Morgan discusses using language to unificate and to separate.  We choose words that others will understand so as to show our part in the whole that includes the listeners.  We also choose words that demonstrate our differences from the larger culture surrounding us, or to reach out to other listeners who might engage more specifically with different terminology.
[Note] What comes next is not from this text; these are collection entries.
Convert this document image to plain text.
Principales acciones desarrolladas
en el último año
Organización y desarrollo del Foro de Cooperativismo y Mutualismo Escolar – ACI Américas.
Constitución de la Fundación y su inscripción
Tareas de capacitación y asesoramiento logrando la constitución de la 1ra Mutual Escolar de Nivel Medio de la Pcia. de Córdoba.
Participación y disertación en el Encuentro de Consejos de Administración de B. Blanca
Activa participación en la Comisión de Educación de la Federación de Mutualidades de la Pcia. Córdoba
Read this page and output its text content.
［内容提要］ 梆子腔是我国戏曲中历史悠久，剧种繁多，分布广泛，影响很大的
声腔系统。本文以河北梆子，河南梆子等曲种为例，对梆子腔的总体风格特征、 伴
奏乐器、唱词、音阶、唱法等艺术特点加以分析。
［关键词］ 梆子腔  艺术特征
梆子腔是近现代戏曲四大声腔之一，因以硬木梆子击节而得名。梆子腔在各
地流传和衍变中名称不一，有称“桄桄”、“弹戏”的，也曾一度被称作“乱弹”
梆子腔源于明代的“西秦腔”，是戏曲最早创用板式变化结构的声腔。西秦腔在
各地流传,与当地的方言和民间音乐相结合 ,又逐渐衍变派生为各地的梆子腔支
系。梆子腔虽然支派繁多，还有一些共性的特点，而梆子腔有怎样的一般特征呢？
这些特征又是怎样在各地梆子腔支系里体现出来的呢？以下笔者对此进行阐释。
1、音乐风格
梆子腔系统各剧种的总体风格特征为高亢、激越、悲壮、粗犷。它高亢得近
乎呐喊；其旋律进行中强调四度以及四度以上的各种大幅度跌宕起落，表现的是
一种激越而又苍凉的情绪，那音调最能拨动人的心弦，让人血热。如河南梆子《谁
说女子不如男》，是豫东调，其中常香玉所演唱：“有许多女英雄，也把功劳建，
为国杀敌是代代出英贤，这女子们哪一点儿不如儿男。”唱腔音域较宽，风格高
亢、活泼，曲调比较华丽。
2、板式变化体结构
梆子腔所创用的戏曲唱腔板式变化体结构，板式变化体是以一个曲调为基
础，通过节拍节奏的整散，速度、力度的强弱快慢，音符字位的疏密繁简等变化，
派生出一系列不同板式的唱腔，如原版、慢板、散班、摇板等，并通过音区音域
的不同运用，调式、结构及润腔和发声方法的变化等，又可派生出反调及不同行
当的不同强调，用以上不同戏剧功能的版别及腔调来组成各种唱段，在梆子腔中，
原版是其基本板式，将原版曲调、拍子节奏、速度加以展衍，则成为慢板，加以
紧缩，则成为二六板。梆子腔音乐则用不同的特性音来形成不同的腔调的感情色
I find the idea that "language is the central means of learning culture in the language classroom" (Morgan, 38) is true, but realize that the extent to what is teachable simply through language is mountainous!  Like the tip of the iceberg metaphor which Morgan utilizes, I believe that what is learned is only the tip.  One must experience the people, products, practices, perspectives, and communities in order to begin to FEEL the cultures available through the language studied.  One has to sit at the table with many generations, experience embarrassment and laugh at mistakes in word choice, and fall in love with the view from a café terrace, or really hate the amount of dog droppings on a particular sidewalk, in order to understand and absorb new cultural aspects.




Monday, January 14, 2013

What is Culture?

Culture is like... water? tacos? donuts? a wardrobe? hiking?

Today in Cross-Cultural Issues in TESOL with Lisya Seloni we discussed our concepts of both Culture and culture.  What we expect of others under views of essentialism and how we might prefer to define ourselves under non-essentialism.